Blue–white–orange color-tunable luminescence of Ce3+/Mn2+-codoped NaCaBO3via energy transfer: potential single-phase white-light-emitting phosphors

Abstract

Ce³⁺/Mn²⁺-codoped NaCaBO₃ single-phase color-tunable phosphors were synthesized by solid-state reaction, and their photoluminescence properties were investigated in detail. Under UV excitation, two main emission bands peaking at 400 and 610 nm were realized in the NaCa_0.89BO₃: 0.01Ce³⁺, 0.10Mn²⁺ phosphor on the basis of the energy transfer from Ce³⁺ to Mn²⁺ with an efficiency of over 83%. The energy transfer was validated and demonstrated to be a resonant type via a dipole–dipole mechanism, and the critical distance R_C values calculated by the quenching concentration method and the spectral overlap method were 22.85 and 19.41 Å, respectively.
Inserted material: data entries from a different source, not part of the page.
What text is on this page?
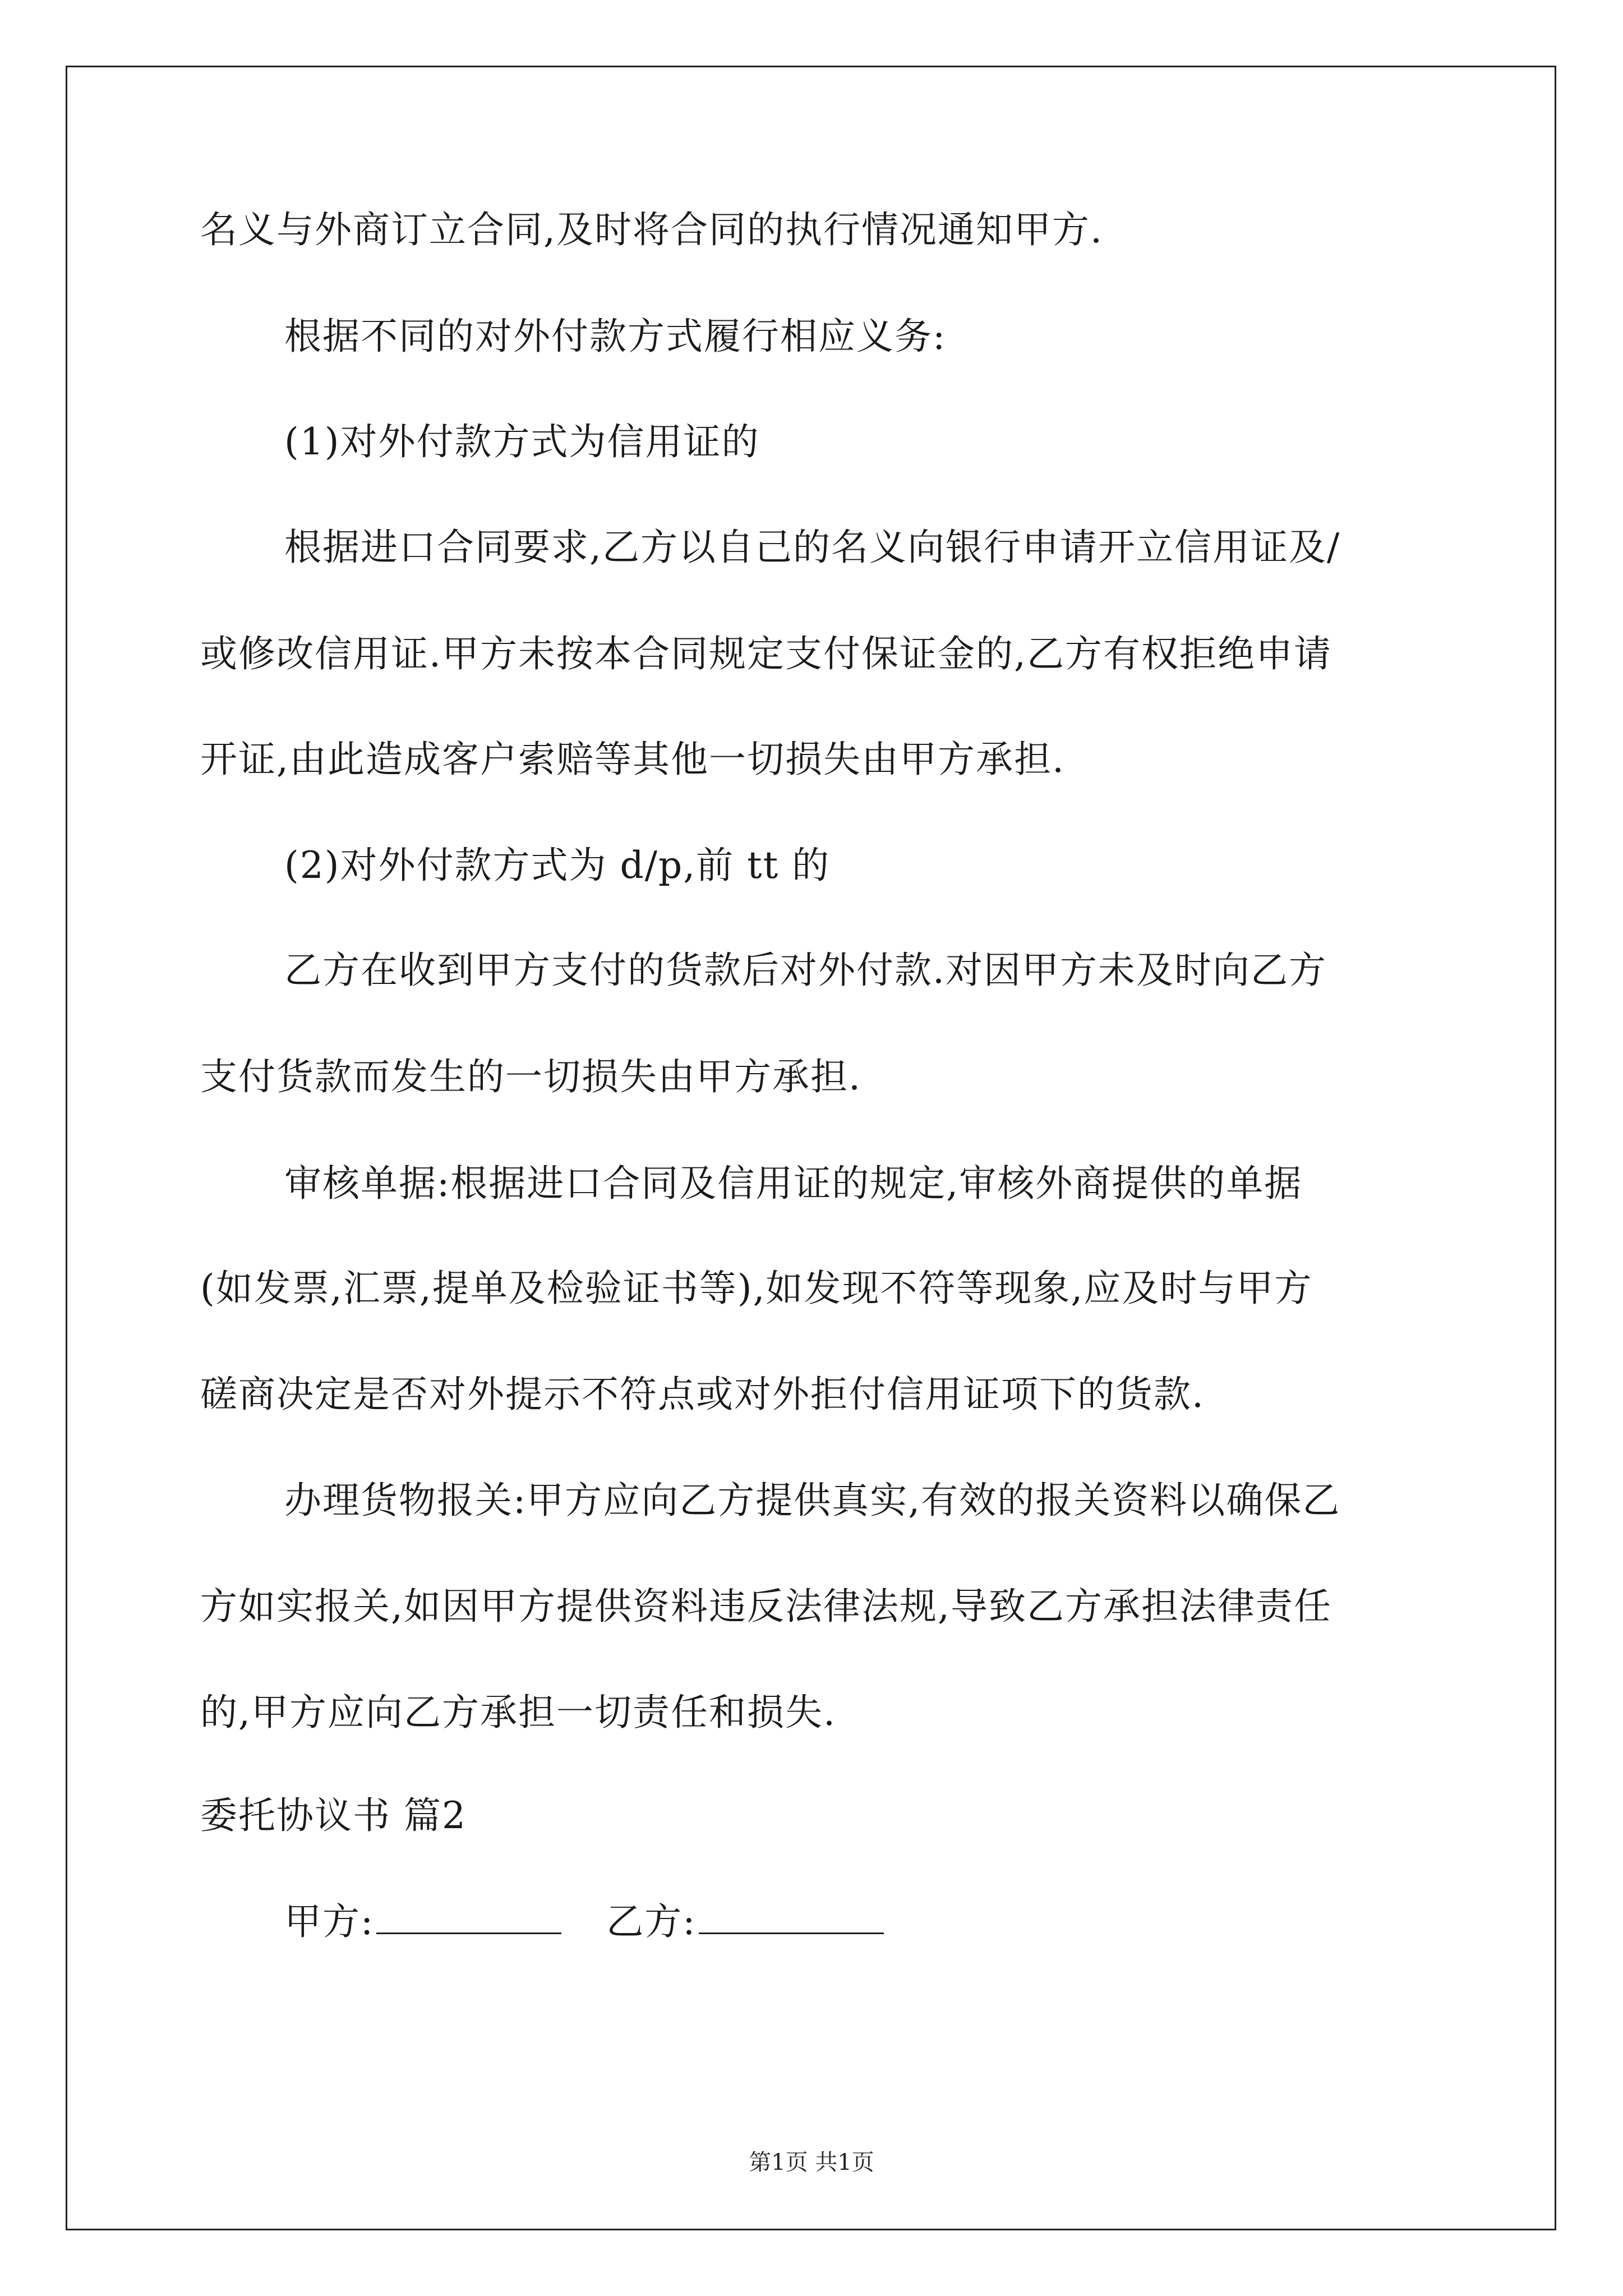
名义与外商订立合同,及时将合同的执行情况通知甲方.
根据不同的对外付款方式履行相应义务:
(1)对外付款方式为信用证的
根据进口合同要求,乙方以自己的名义向银行申请开立信用证及/
或修改信用证.甲方未按本合同规定支付保证金的,乙方有权拒绝申请
开证,由此造成客户索赔等其他一切损失由甲方承担.
(2)对外付款方式为 d/p,前 tt 的
乙方在收到甲方支付的货款后对外付款.对因甲方未及时向乙方
支付货款而发生的一切损失由甲方承担.
审核单据:根据进口合同及信用证的规定,审核外商提供的单据
(如发票,汇票,提单及检验证书等),如发现不符等现象,应及时与甲方
磋商决定是否对外提示不符点或对外拒付信用证项下的货款.
办理货物报关:甲方应向乙方提供真实,有效的报关资料以确保乙
方如实报关,如因甲方提供资料违反法律法规,导致乙方承担法律责任
的,甲方应向乙方承担一切责任和损失.
委托协议书 篇2
甲方:	乙方:
第1页 共1页
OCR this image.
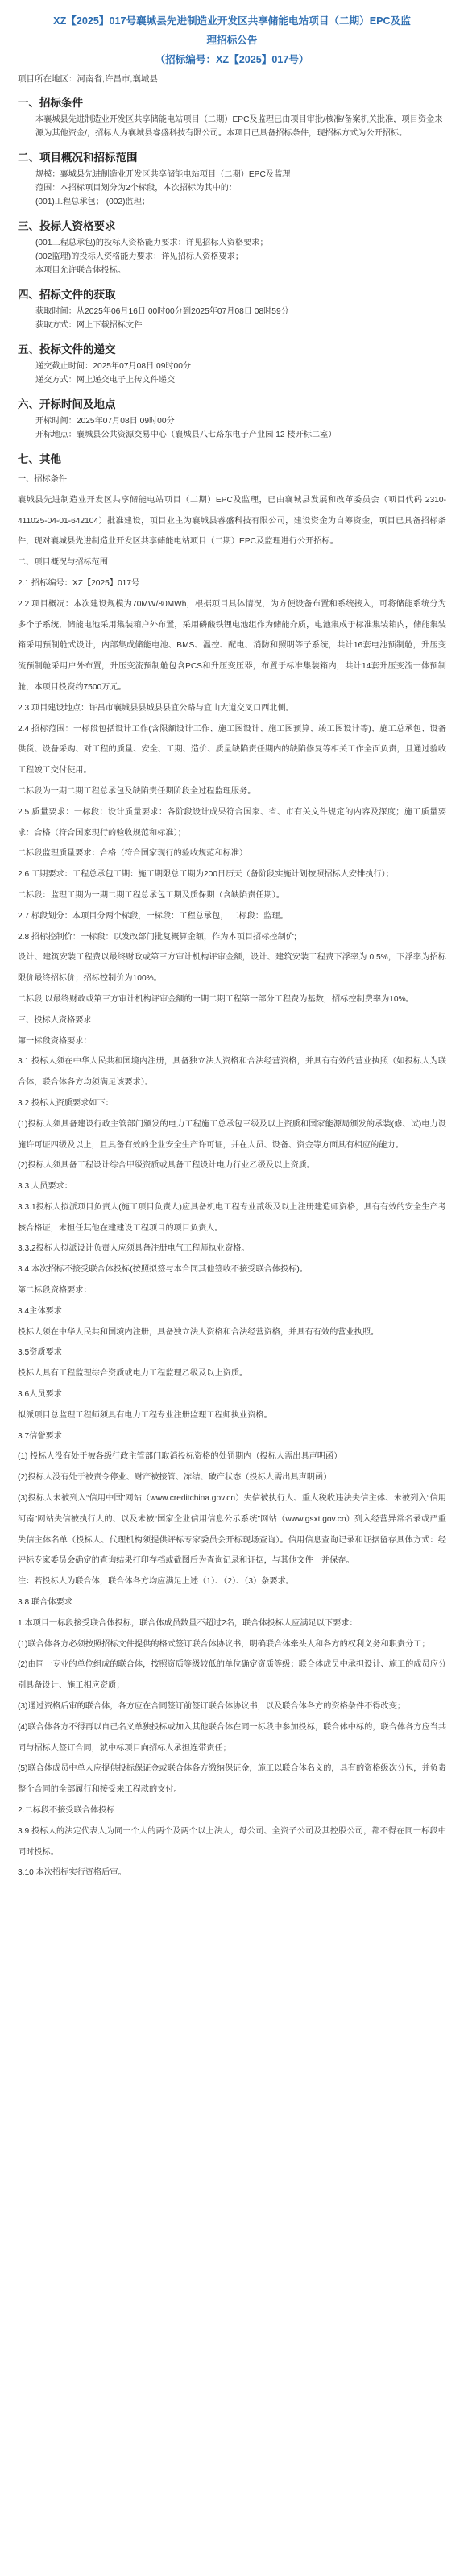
XZ【2025】017号襄城县先进制造业开发区共享储能电站项目（二期）EPC及监
理招标公告
（招标编号：XZ【2025】017号）

项目所在地区：河南省,许昌市,襄城县

一、招标条件

本襄城县先进制造业开发区共享储能电站项目（二期）EPC及监理已由项目审批/核准/备案机关批准，项目资金来源为其他资金/，招标人为襄城县睿盛科技有限公司。本项目已具备招标条件，现招标方式为公开招标。

二、项目概况和招标范围

规模：襄城县先进制造业开发区共享储能电站项目（二期）EPC及监理

范围：本招标项目划分为2个标段，本次招标为其中的：

(001)工程总承包； (002)监理；

三、投标人资格要求

(001工程总承包)的投标人资格能力要求：详见招标人资格要求；

(002监理)的投标人资格能力要求：详见招标人资格要求；

本项目允许联合体投标。

四、招标文件的获取

获取时间：从2025年06月16日 00时00分到2025年07月08日 08时59分

获取方式：网上下载招标文件

五、投标文件的递交

递交截止时间：2025年07月08日 09时00分

递交方式：网上递交电子上传文件递交

六、开标时间及地点

开标时间：2025年07月08日 09时00分

开标地点：襄城县公共资源交易中心（襄城县八七路东电子产业园 12 楼开标二室）

七、其他

一、招标条件

襄城县先进制造业开发区共享储能电站项目（二期）EPC及监理，已由襄城县发展和改革委员会（项目代码 2310-411025-04-01-642104）批准建设，项目业主为襄城县睿盛科技有限公司，建设资金为自筹资金，项目已具备招标条件，现对襄城县先进制造业开发区共享储能电站项目（二期）EPC及监理进行公开招标。

二、项目概况与招标范围

2.1 招标编号：XZ【2025】017号

2.2 项目概况：本次建设规模为70MW/80MWh，根据项目具体情况，为方便设备布置和系统接入，可将储能系统分为多个子系统，储能电池采用集装箱户外布置，采用磷酸铁锂电池组作为储能介质，电池集成于标准集装箱内，储能集装箱采用预制舱式设计，内部集成储能电池、BMS、温控、配电、消防和照明等子系统，共计16套电池预制舱，升压变流预制舱采用户外布置，升压变流预制舱包含PCS和升压变压器，布置于标准集装箱内，共计14套升压变流一体预制舱，本项目投资约7500万元。

2.3 项目建设地点：许昌市襄城县县城县县宜公路与宜山大道交叉口西北侧。

2.4 招标范围：一标段包括设计工作(含限额设计工作、施工图设计、施工图预算、竣工图设计等)、施工总承包、设备供货、设备采购、对工程的质量、安全、工期、造价、质量缺陷责任期内的缺陷修复等相关工作全面负责，且通过验收工程竣工交付使用。

二标段为一期二期工程总承包及缺陷责任期阶段全过程监理服务。

2.5 质量要求：一标段：设计质量要求：各阶段设计成果符合国家、省、市有关文件规定的内容及深度；施工质量要求：合格（符合国家现行的验收规范和标准）；

二标段监理质量要求：合格（符合国家现行的验收规范和标准）

2.6 工期要求：工程总承包工期：施工期限总工期为200日历天（备阶段实施计划按照招标人安排执行）；

二标段：监理工期为一期二期工程总承包工期及质保期（含缺陷责任期）。

2.7 标段划分：本项目分两个标段，一标段：工程总承包， 二标段：监理。

2.8 招标控制价：一标段：以发改部门批复概算金额，作为本项目招标控制价;

设计、建筑安装工程费以最终财政或第三方审计机构评审金额，设计、建筑安装工程费下浮率为 0.5%，下浮率为招标限价最终招标价；招标控制价为100%。

二标段 以最终财政或第三方审计机构评审金额的一期二期工程第一部分工程费为基数，招标控制费率为10%。

三、投标人资格要求

第一标段资格要求：

3.1 投标人须在中华人民共和国境内注册，具备独立法人资格和合法经营资格，并具有有效的营业执照（如投标人为联合体，联合体各方均须满足该要求）。

3.2 投标人资质要求如下：

(1)投标人须具备建设行政主管部门颁发的电力工程施工总承包三级及以上资质和国家能源局颁发的承装(修、试)电力设施许可证四级及以上，且具备有效的企业安全生产许可证，并在人员、设备、资金等方面具有相应的能力。

(2)投标人须具备工程设计综合甲级资质或具备工程设计电力行业乙级及以上资质。

3.3 人员要求：

3.3.1投标人拟派项目负责人(施工项目负责人)应具备机电工程专业贰级及以上注册建造师资格，具有有效的安全生产考核合格证，未担任其他在建建设工程项目的项目负责人。

3.3.2投标人拟派设计负责人应须具备注册电气工程师执业资格。

3.4 本次招标不接受联合体投标(按照拟签与本合同其他签收不接受联合体投标)。

第二标段资格要求：

3.4主体要求

投标人须在中华人民共和国境内注册，具备独立法人资格和合法经营资格，并具有有效的营业执照。

3.5资质要求

投标人具有工程监理综合资质或电力工程监理乙级及以上资质。

3.6人员要求

拟派项目总监理工程师须具有电力工程专业注册监理工程师执业资格。

3.7信誉要求

(1) 投标人没有处于被各级行政主管部门取消投标资格的处罚期内（投标人需出具声明函）

(2)投标人没有处于被责令停业、财产被接管、冻结、破产状态（投标人需出具声明函）

(3)投标人未被列入“信用中国”网站（www.creditchina.gov.cn）失信被执行人、重大税收违法失信主体、未被列入“信用河南”网站失信被执行人的、以及未被“国家企业信用信息公示系统”网站（www.gsxt.gov.cn）列入经营异常名录或严重失信主体名单（投标人、代理机构须提供评标专家委员会开标现场查询）。信用信息查询记录和证据留存具体方式：经评标专家委员会确定的查询结果打印存档或截图后为查询记录和证据，与其他文件一并保存。

注：若投标人为联合体，联合体各方均应满足上述（1）、（2）、（3）条要求。

3.8 联合体要求

1.本项目一标段接受联合体投标，联合体成员数量不超过2名，联合体投标人应满足以下要求：

(1)联合体各方必须按照招标文件提供的格式签订联合体协议书，明确联合体牵头人和各方的权利义务和职责分工；

(2)由同一专业的单位组成的联合体，按照资质等级较低的单位确定资质等级；联合体成员中承担设计、施工的成员应分别具备设计、施工相应资质；

(3)通过资格后审的联合体，各方应在合同签订前签订联合体协议书，以及联合体各方的资格条件不得改变；

(4)联合体各方不得再以自己名义单独投标或加入其他联合体在同一标段中参加投标，联合体中标的，联合体各方应当共同与招标人签订合同，就中标项目向招标人承担连带责任；

(5)联合体成员中单人应提供投标保证金或联合体各方缴纳保证金，施工以联合体名义的，具有的资格级次分包，并负责整个合同的全部履行和接受来工程款的支付。

2.二标段不接受联合体投标

3.9 投标人的法定代表人为同一个人的两个及两个以上法人，母公司、全资子公司及其控股公司，都不得在同一标段中同时投标。

3.10 本次招标实行资格后审。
On examining the Mn²⁺-concentration-dependent photoluminescence properties, it was observed that the emission color could be tuned from blue (0.162, 0.031) to white-light (0.335, 0.259) and eventually to orange (0.489, 0.246) through energy transfer by changing the Ce³⁺/Mn²⁺ ratio. Combining a 370 nm UV chip and a single-phase white-emitting NaCa_0.96BO₃: 0.01Ce³⁺, 0.03Mn²⁺ phosphor produced a white light-emitting diode with CIE chromaticity coordinates of (0.326, 0.274) and an excellent color rendering index of 90.7 at a correlated color temperature of 4046 K. These results indicate that the NaCaBO₃: Ce³⁺, Mn²⁺ phosphors have potential applications as single-phase white-light-emitting phosphor-converted materials for UV-pumped light-emitting diodes.